Netflix planuje wydać miliardy na nowe produkcje. Dokładna kwota powala

Rok 2025 przyniesie rekordowe wydatki Netfliksa na nowe produkcje. Dyrektor finansowy platformy zapewnia, że to dopiero początek. Czy nadchodzące plany wydawnicze usprawiedliwiają te astronomiczne kwoty?

Netflix nie zwalnia tempa i ponownie nas zaskoczy? Streamingowy gigant planuje w tym roku wydać więcej m.in. na nowe filmy oraz inne produkcje. Kwota wprost zwala z nóg — mówi się o 18 miliardach dolarów na nowe przedsięwzięcia w 2025 roku.  

To dopiero początek?

Kwota 18 miliardów dolarów wydaje się być przyprawiająca o zawroty głowy, jednak dyrektor finansowy Netfliksa zapewnia, ze nie jest to szczyt możliwości giganta. 

"Nie jesteśmy nawet blisko sufitu" — powiedział w rozmowie z Variety, dodając: "Myślę, że dopiero zaczynamy". 

Reklama

Podana kwota oznacza 11% wzrost względem poprzedniego roku, gdy platforma wydała ponad 16 miliardów na rozwój. Choć z jednej strony kwota wydaje się być powalająca, to biorąc pod uwagę, jakie gwiazdy angażują się w nowe projekty, nie powinniśmy być aż tak zdziwieni. 

Już w tym miesiącu na naszych ekranach zobaczymy ogromną gwiazdę Netfliksa, czyli Millie Bobby Brown oraz partnerującego jej na ekranie Chrisa Pratta w filmie "The Electric State", za który odpowiadają Anthony i Joe Russo.
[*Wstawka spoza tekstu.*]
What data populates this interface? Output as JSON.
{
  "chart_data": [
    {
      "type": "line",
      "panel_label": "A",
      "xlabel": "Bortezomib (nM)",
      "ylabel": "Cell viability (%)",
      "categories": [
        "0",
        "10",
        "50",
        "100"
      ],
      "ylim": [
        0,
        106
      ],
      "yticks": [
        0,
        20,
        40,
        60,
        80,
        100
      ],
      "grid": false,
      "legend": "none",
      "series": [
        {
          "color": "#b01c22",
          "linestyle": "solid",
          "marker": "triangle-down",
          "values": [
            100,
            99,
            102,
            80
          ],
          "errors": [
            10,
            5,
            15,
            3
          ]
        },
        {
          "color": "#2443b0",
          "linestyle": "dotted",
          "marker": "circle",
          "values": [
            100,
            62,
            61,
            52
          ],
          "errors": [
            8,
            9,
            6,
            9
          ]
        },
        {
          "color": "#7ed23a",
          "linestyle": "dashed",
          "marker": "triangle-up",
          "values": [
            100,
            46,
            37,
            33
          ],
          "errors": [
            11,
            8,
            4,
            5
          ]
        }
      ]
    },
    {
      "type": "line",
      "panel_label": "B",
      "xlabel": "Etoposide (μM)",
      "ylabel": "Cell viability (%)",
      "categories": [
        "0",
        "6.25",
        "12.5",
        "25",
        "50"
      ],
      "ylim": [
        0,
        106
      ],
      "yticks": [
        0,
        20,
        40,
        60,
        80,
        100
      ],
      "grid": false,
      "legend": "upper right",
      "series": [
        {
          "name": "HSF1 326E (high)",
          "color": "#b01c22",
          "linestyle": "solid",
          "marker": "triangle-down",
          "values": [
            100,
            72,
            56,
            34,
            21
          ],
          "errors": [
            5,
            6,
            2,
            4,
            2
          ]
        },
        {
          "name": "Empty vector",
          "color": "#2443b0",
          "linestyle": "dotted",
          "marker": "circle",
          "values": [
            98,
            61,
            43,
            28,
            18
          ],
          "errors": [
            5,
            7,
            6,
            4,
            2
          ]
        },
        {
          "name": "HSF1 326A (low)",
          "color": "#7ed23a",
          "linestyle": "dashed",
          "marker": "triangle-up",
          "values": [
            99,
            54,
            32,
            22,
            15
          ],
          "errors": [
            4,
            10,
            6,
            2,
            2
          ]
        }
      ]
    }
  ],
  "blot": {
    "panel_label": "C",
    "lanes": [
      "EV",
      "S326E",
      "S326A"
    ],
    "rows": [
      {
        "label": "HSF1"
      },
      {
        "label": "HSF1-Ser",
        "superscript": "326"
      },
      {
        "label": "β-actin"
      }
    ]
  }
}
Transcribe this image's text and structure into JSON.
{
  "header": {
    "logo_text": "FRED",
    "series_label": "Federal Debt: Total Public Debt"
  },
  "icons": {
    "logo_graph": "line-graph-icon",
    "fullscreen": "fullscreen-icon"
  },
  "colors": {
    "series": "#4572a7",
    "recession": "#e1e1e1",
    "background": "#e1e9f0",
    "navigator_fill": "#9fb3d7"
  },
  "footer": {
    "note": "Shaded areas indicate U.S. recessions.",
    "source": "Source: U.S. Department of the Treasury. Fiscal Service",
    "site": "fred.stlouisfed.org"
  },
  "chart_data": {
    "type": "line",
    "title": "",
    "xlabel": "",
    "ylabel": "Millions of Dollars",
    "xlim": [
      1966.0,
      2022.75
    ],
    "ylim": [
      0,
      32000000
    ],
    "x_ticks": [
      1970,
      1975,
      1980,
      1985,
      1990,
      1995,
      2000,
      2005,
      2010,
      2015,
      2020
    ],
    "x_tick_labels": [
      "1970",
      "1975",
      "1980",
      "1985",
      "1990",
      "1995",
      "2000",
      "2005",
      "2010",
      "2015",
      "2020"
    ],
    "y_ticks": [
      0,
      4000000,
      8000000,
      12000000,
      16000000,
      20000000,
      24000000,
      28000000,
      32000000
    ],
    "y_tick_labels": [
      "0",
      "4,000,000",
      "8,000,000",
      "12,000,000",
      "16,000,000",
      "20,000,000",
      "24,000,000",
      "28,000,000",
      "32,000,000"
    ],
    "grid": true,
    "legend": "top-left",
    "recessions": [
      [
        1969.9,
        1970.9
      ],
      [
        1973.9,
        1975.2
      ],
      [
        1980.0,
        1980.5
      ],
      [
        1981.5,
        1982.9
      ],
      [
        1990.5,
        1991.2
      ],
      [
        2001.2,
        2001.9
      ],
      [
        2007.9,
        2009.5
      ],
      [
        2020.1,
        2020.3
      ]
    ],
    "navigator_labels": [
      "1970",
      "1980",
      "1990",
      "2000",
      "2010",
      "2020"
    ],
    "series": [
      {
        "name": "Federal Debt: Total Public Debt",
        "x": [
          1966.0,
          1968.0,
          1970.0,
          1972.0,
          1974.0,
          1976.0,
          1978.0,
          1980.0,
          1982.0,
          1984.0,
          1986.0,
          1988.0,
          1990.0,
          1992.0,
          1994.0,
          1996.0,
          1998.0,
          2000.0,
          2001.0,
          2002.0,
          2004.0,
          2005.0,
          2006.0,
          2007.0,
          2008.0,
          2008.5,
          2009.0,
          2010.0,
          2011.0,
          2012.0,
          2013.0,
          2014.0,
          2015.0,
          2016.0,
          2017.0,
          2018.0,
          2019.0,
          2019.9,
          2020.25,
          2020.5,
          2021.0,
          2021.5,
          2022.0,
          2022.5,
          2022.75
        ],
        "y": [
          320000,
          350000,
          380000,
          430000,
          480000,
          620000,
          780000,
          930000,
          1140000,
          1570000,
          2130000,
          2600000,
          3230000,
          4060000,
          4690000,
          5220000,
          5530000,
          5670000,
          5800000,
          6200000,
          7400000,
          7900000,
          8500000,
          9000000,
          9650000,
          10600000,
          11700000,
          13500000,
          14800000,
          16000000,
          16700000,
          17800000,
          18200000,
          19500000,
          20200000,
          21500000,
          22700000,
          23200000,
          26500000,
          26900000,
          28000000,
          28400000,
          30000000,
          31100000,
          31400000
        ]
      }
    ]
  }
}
Film osadzony jest w alternatywnej wersji lat 90. ubiegłego wieku. Opowiada historię osieroconej nastolatki, która po buncie maszyn przemierza amerykański zachód w poszukiwaniu młodszego brata w towarzystwie robota inspirowanego kreskówkami, przemytnika i jego towarzysza. 

Widzowie mogą spodziewać się nie tylko wciągającej opowieści o odwadze i sile więzi, ale także imponującej warstwy wizualnej — od unikatowych projektów robotów po klimatyczne antyutopijne krajobrazy zachodniej Ameryki. 

Produkcja miała mieć najwyższy budżet ze wszystkich filmów, jakie dotychczas firmował swoją marką Netflix. 

Platforma streamingowa może poszczycić się też takimi głośnymi hitami jak dwuczęściowy film akcji "Tyler Rake" z Chrisem Hemsworthem w roli głównej czy serią "Rebel Moon", za którą odpowiada Zack Snyder. Wielkie nazwiska można wymieniać bez końca, co nieco usprawiedliwia ogromne wydatki Netfliksa, choć zapewne wielu użytkowników ze łzą w oku wspomina świetne serie, które zostały anulowane bez większych wyjaśnień. 

Netflix: co oglądać?

Niedawnym hitem platformy został meksykański film "Kontratak", który w jeden weekend zanotował aż 18,6 mln wyświetleń. Ponadto tytuł znalazł się na szczycie rankingu popularności filmów nieanglojęzycznych w aż 30 krajach, głównie w Ameryce Południowej. W Polsce film uplasował się na trzecim miejscu w TOP 10 ostatnich dni. 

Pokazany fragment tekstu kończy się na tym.